French subjects.
In New Orleans.
--By the arrival of the schooner
Mallory, the Mobile Advertiser and Register obtained a copy of the Havana
Diaro des la Marina, of the 26th ult. from which it translates the following:
‘
To-day and yesterday the rumor has been current that the
French Consulate in this city has chartered a merchant ship to go to New Orleans, for the purpose of collecting a pretty large number of Frenchmen who are in straitened circumstances in that city for want of employment.
We believe there is some exaggeration in this report; but from what has come to our ears, it appears certain that there are in New Orleans some two hundred and fifty to three hundred French subjects who are suffering great privations on account of the paralysis in commerce and the went of occupation, and who desire to emigrate in order to employ their time usefully and their hands in gaining an honorable livelihood, but it is not exactly true that a vessel has been sent for them.

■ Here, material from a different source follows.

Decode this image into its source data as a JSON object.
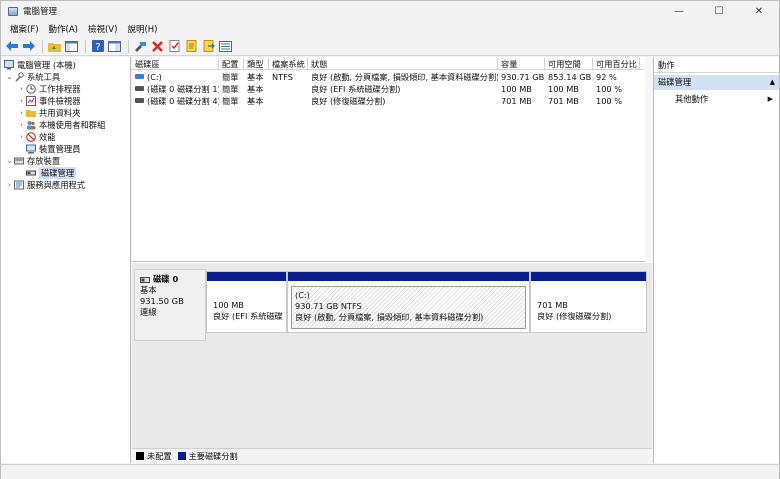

Nevertheless, we are assured that the French steamer
Milan, which went to sea yesterday, will go up to New Orleans, if there is no opposition, for the purpose of ascertaining the true condition of the
French subjects in that city, and we do not doubt that the
Consul of
France in this city will take the proper measures permitted by the circumstances of the blockade to aid these unhappy people to emerge from the sad condition to which the lamentable war between the two great sections of the old American Union has reduced them.